Zilan Deresi’nde yaşanan katliamdan sağ kurtulan ninesinin anlattığı hikayeleri kilamlarıyla günümüze taşıyan Bilici, katliamı dengbêjler sayesinde unutmadıklarını söyledi
Van’ın Erçiş ilçesinde dünyaya gelen Cevdet Bilici, çocukken evlerinde ağırladıkları dengbêjlerden etkilenerek, kilam söyleyemeye başlıyor. Erciş ilçesinde bulunan Zilan Deresi (Geliyê Zîlan) bölgesinde 1930 yılında yaşanan katliamdan sağ kurtulan Perişan Çakır’ın torunu olan dengbêj Cevdet Bilici, anneannesinden öğrendiği Zilan Katliamı’nı anlatan hikayeleri günümüze taşıyor. Çocukluğunun büyük bölümü Geliyê Zilan’da geçen Bilici, Mezopoatamya Ajansı’ndan Zemo Ağgöz’e konuştu. Bilici, katliam sırasında cenazelerin altında kalarak sağ kurtulan anneannesinin ölene kadar 4 tane merminin kolunda olduğunu söyledi.
Kilamlar sayesinde…’ Katliamı dengbêjlerin kilamları sayesinde unutmadıklarını kaydeden Bilici, şöyle dedi: “Terk etmek zorunda kaldığımız topraklarımıza dair dengbêjler söylemezse tarih unutulur. Eskiden dengbêjlerin kilamları kasetlere dolduruldu, ama zamanla onlar da yasaklandı ve yakıldı. Dengbêjler aktara aktara hafıza oluştu, bizler de öyle öğrendik. Şimdi ise metropollerde dengbêjliği devam ettirecek ne bir ortam ne de bir mekan var. Ancak her şeye rağmen dengbêjler bir araya gelmeli ve tarihi aktarmalıdır.”

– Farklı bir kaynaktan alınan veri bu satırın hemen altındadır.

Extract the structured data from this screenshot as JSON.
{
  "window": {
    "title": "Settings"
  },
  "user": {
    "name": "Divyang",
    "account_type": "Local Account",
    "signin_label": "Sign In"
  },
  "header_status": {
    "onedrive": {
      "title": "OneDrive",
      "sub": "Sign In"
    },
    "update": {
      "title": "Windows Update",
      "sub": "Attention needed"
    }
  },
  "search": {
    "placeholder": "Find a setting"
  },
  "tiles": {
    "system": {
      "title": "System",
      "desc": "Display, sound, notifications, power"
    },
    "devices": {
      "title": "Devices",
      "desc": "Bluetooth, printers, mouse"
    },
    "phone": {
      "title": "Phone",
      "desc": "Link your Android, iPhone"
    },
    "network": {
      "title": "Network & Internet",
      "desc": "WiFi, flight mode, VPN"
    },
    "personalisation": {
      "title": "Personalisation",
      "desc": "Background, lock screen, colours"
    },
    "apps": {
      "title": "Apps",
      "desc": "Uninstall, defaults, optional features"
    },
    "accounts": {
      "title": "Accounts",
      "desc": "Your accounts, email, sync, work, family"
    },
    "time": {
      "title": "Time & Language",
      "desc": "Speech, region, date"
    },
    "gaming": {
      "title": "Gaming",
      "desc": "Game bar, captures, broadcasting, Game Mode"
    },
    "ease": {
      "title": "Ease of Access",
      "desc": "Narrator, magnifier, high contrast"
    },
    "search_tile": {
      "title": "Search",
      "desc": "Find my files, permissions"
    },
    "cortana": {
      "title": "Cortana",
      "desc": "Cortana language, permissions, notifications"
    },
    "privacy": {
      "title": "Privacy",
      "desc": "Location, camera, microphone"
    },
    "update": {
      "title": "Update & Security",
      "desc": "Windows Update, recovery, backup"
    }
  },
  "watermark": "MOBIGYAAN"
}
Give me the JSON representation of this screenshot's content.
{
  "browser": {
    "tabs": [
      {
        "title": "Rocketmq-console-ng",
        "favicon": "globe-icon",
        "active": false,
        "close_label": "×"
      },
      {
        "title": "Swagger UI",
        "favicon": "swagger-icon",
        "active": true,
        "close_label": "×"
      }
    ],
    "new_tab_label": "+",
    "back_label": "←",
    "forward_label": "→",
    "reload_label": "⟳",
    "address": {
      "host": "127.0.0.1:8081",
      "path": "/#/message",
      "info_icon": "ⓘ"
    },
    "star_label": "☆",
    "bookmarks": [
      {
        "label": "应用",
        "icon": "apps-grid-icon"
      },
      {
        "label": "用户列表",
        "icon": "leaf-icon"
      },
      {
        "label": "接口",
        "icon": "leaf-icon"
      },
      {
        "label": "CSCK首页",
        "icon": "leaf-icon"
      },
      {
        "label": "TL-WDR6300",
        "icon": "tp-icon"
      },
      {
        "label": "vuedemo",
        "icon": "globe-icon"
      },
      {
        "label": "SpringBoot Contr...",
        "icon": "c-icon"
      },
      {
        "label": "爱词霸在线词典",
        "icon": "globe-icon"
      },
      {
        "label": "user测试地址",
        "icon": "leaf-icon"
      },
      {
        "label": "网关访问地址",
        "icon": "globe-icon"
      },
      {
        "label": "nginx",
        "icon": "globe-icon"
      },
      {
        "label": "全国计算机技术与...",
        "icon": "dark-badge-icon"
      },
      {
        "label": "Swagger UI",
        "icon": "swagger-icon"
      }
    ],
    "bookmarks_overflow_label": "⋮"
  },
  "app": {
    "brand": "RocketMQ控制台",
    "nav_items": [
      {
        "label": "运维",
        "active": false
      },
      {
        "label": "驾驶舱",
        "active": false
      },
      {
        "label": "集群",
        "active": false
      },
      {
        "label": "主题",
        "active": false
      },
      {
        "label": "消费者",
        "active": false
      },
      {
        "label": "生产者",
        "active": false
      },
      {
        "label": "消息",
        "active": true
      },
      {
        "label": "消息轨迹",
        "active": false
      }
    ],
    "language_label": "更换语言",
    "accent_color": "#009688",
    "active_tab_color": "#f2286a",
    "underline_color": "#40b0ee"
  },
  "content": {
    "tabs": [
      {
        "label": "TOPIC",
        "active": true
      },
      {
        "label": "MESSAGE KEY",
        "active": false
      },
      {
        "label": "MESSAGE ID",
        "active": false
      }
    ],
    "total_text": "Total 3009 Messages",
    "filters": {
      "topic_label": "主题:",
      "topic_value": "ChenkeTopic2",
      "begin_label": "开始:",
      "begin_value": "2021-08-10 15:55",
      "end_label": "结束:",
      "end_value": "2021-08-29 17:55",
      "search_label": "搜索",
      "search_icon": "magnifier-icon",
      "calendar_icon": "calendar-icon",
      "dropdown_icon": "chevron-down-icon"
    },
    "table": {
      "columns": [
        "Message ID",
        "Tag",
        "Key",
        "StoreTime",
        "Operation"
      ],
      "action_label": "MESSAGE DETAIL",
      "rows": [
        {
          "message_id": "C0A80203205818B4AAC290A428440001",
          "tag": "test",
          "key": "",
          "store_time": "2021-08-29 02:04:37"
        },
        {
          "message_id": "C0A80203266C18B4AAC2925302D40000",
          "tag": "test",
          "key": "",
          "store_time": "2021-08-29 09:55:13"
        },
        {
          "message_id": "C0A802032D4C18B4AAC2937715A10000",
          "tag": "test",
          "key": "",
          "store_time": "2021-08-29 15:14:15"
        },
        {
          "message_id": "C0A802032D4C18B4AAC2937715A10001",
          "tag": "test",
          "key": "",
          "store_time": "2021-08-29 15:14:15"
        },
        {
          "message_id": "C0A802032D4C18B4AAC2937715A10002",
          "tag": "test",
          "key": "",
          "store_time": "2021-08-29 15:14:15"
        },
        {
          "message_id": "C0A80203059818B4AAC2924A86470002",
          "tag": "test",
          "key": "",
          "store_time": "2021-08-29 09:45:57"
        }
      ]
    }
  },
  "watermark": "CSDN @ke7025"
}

‘Dengbêjliği hiç bırakmadım’
Dengbêjleri evlerinde toplayan amcasının yaşamını yitirmesinin ardından ekonomik sıkıntılardan dolayı 30 yıl önce ailesiyle Ankara’ya göç eden Bilici, Ankara’da inşaatlarda çalışarak geçimini sağlıyor. Dengbêjliği batıda ve metropollerde olmasına rağmen hiç bırakmadığını söyleyen Bilici, “Memleketi terk edince kültürümüzden de uzaklaştık. Ankara’ya geldikten sonra benim gibi memleketten gelen dengbêjleri bulmaya çalıştım. Kendi aramızda kilamlar söylemeye başladık. İmkanlarımız yeterli olmazsa da dengbêjlik kültürünü yaşatmaya çalışıyoruz. Memlekette olsaydım çok daha iyi bir dengbêj olurdum” diye belirtti.